Background
Pilea is a genus of perennial herbs from the family Urticaceae, which are used for courtyard ornamental. For some species, they are used as medicinal plants in traditional Chinese medicine as well. The morphological characteristics of medicinal species from Pilea are similar, and it is difficult to accurately distinguish them based only on morphological characteristics. Besides, the species classification of Pilea are still controversial. The classification of many species are still in an unresolved state. At present, there is no information about the chloroplast genomes of Pilea, which limits our further understanding of this genus. Here, we first reported 4 chloroplast genomes of Pilea taxa (P. mollis, P. glauca, P. peperomioides and P. serpyllacea), and performed comprehensive comparative analysis.
Results
The four chloroplast genomes have similar structural characteristics and gene order with other angiosperms. These genomes all have a typical quartile structure, which contains 113 unique genes, including 79 protein-coding genes, 4 rRNA genes, and 30 tRNA genes.
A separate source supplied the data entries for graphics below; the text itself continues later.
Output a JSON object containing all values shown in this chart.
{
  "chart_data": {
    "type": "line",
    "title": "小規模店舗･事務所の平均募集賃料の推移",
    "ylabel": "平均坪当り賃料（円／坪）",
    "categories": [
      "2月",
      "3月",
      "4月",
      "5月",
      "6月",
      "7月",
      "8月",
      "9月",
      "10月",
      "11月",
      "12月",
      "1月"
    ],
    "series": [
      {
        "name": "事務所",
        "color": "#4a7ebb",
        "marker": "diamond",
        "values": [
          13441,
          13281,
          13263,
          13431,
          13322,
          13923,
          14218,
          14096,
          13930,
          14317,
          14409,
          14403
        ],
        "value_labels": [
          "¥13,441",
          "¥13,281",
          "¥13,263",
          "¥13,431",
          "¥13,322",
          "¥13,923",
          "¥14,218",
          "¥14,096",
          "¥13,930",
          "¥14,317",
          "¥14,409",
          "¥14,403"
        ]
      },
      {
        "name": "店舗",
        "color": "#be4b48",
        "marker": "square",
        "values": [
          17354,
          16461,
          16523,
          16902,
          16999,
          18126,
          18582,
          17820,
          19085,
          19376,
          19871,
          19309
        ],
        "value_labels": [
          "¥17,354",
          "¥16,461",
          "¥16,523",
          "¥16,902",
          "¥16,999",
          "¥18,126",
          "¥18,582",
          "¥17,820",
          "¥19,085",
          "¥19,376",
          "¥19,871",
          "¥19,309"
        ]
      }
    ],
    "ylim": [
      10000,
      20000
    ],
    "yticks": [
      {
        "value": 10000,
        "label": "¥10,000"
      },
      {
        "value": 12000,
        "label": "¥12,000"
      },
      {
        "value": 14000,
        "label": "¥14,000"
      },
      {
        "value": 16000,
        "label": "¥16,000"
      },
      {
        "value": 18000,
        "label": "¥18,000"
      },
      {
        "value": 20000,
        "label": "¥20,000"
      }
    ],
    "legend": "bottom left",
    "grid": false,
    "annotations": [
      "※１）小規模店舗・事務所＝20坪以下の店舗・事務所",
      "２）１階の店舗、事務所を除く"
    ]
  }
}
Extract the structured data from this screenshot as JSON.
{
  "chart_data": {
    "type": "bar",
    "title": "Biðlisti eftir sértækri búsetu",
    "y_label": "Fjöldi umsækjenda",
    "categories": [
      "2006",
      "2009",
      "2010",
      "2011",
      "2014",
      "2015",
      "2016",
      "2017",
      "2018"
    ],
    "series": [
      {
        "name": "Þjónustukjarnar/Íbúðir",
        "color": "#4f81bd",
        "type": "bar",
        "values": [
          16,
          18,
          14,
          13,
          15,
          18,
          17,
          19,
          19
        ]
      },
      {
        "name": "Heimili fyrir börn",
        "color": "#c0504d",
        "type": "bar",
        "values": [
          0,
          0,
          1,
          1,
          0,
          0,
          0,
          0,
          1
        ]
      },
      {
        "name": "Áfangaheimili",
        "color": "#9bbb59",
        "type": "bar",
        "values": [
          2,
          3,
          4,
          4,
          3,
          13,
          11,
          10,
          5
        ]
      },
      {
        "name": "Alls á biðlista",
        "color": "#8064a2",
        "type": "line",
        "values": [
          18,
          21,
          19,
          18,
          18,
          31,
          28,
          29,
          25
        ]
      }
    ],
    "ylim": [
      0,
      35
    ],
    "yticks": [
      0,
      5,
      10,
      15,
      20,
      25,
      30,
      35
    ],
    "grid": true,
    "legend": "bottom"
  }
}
Besides, we detected SSRs and repeat sequences, and analyzed the expansion/contraction of IR regions. In particular, the comparative analysis showed a rather level of sequence divergence in the non-coding regions, even in the protein-coding regions of the four genome sequences, suggesting a high level of genetic diversity in Pilea. Moreover, we identified eight hypervariable regions, including petN-psbM; psbZ-trnG-GCC; trnT-UGU-trnL-UAA; accD-psbI; ndhF-rpl32; rpl32-trnL-UAG; ndhA-intron and ycf1, are proposed for use as DNA barcode regions. Phylogenetic analysis showed that four Pilea species form a monophyletic cluster with a 100% bootstrap value.
Conclusion
The results obtained here could provide abundant information for the phylogenetic position of Pilea and further species identification. High levels of sequences divergence promote our understanding of the interspecific diversity of this genus, also provide reference for the rational classification of unsolved species in the future.